I'm not sure how I've been feeling lately. It's all very strange. This is not the appropriate forum to talk about it, so I will refrain from doing so. I think there probably is an appropriate place to talk about it somewhere or with someone, but I feel like this is not true, because my talking won't necessarily be productive, but more contemplative and not very interesting to others.

That's where I'm at.

Sunday, April 5, 2009

Things I don't understand

1. People.
2. German. (But I do understand clubs about German, so vote for me for president!)

A reoccurring theme in things I have been watching/reading: Everything is easier to deal with than people.

I have been rather quiet today or maybe lately. Being quiet is very strange. It creates the impression that I have not seen or interacted with people in a very long time, even though I have seen and interacted with many people in the last few days. I don't know why I am quiet. Earlier, I was sitting in the computer lab and I was hungry and I considered going to the Gizmo to get something to eat, but I wasn't sure I actually wanted to go through with the speaking it would require to place the order. I did, in fact, end up going to the Gizmo and I did order something to eat. I am sorry I have been awkward to converse with recently. I am working it on, just as I am constantly working on all things.
Being passive aggressive is so satisfying sometimes.
I am getting no work done. I'm not sure where my head is. Somewhere else, clearly.
At my doctor's office they have a little cabinet in the bathroom where you leave your pee cup. On the backside of this cabinet there's a door that opens to the lab. My suggestion is that a door like this be installed in my room, but attached to a kitchen rather than a lab and brunch can come through.
I'm sorry I don't appreciate all of you as much as I should. I love you all dearly and yes I have been drinking so I can say that. I love each and everyone of you in some manner. I am going to take a shower and get into bed. Yes.

Saturday, April 4, 2009

Plan for Knox Legacy

1. Become President of German Club.
2. Start Italiana Americana Club.
a. Become Vice President of Italiana Americana Club.
Most things that we do as humans, capitalists, and Americans seem counterproductive, but we do them any ways.
I feel silly when I don't trust people. I feel like trust issues are for people that are characters in a gang movies.

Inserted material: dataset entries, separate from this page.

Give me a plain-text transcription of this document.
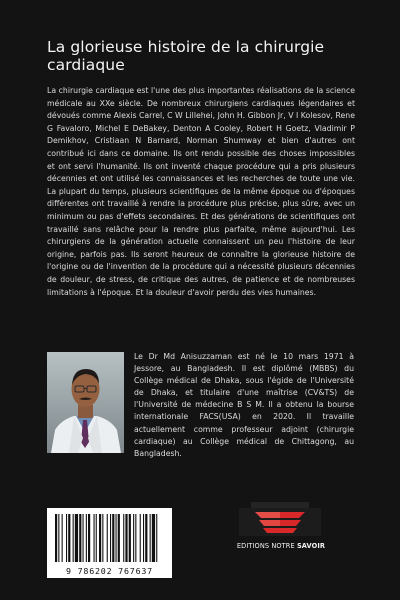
La glorieuse histoire de la chirurgie cardiaque

La chirurgie cardiaque est l'une des plus importantes réalisations de la science médicale au XXe siècle. De nombreux chirurgiens cardiaques légendaires et dévoués comme Alexis Carrel, C W Lillehei, John H. Gibbon Jr, V I Kolesov, Rene G Favaloro, Michel E DeBakey, Denton A Cooley, Robert H Goetz, Vladimir P Demikhov, Cristiaan N Barnard, Norman Shumway et bien d'autres ont contribué ici dans ce domaine. Ils ont rendu possible des choses impossibles et ont servi l'humanité. Ils ont inventé chaque procédure qui a pris plusieurs décennies et ont utilisé les connaissances et les recherches de toute une vie. La plupart du temps, plusieurs scientifiques de la même époque ou d'époques différentes ont travaillé à rendre la procédure plus précise, plus sûre, avec un minimum ou pas d'effets secondaires. Et des générations de scientifiques ont travaillé sans relâche pour la rendre plus parfaite, même aujourd'hui. Les chirurgiens de la génération actuelle connaissent un peu l'histoire de leur origine, parfois pas. Ils seront heureux de connaître la glorieuse histoire de l'origine ou de l'invention de la procédure qui a nécessité plusieurs décennies de douleur, de stress, de critique des autres, de patience et de nombreuses limitations à l'époque. Et la douleur d'avoir perdu des vies humaines.

Le Dr Md Anisuzzaman est né le 10 mars 1971 à Jessore, au Bangladesh. Il est diplômé (MBBS) du Collège médical de Dhaka, sous l'égide de l'Université de Dhaka, et titulaire d'une maîtrise (CV&TS) de l'Université de médecine B S M. Il a obtenu la bourse internationale FACS(USA) en 2020. Il travaille actuellement comme professeur adjoint (chirurgie cardiaque) au Collège médical de Chittagong, au Bangladesh.

9 786202 767637
EDITIONS NOTRE SAVOIR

By this logic I should have no problems with trust.

Friday, April 3, 2009

Did you know that house painters make decent money? This is what I learned today. I'm considering a career change.
Today I was in the caf and I had a sudden memory of breaking my bedroom window at my dad's house with a baseball bat.

Thursday, April 2, 2009

I feel so strange. I don't know how to label this feeling. Someone needs to pinch me.

Sleeping

Often I have the strange sensation that I've been sleeping for a long time. Then, over break, I had this moment where I woke up and everything was so clear and my head wasn't fuzzy anymore.

You know how when you wake from a really deep sleep it's hard to open your eyes and even once you do, your mind still feels like it's somewhere else?

I don't like these descriptions.

Wednesday, April 1, 2009

Writing

This is what matters above all else, even if my feelings tell me otherwise.
I keep waking up very early in the morning and can't get back to sleep. I've been writing at this time. I think today because it's so early I am going to attempt to read and go back to sleep, but I realized something about the character in the story I'm writing and also, about life and things.

I made him too attached to the female character too quickly. The whole story now carries too much tension. I need to make him indifferent. It's hard to write from the male perspective. For me it's: this is how I view you, but I don't know how you actually are, so I can only hope that your emotions match your face.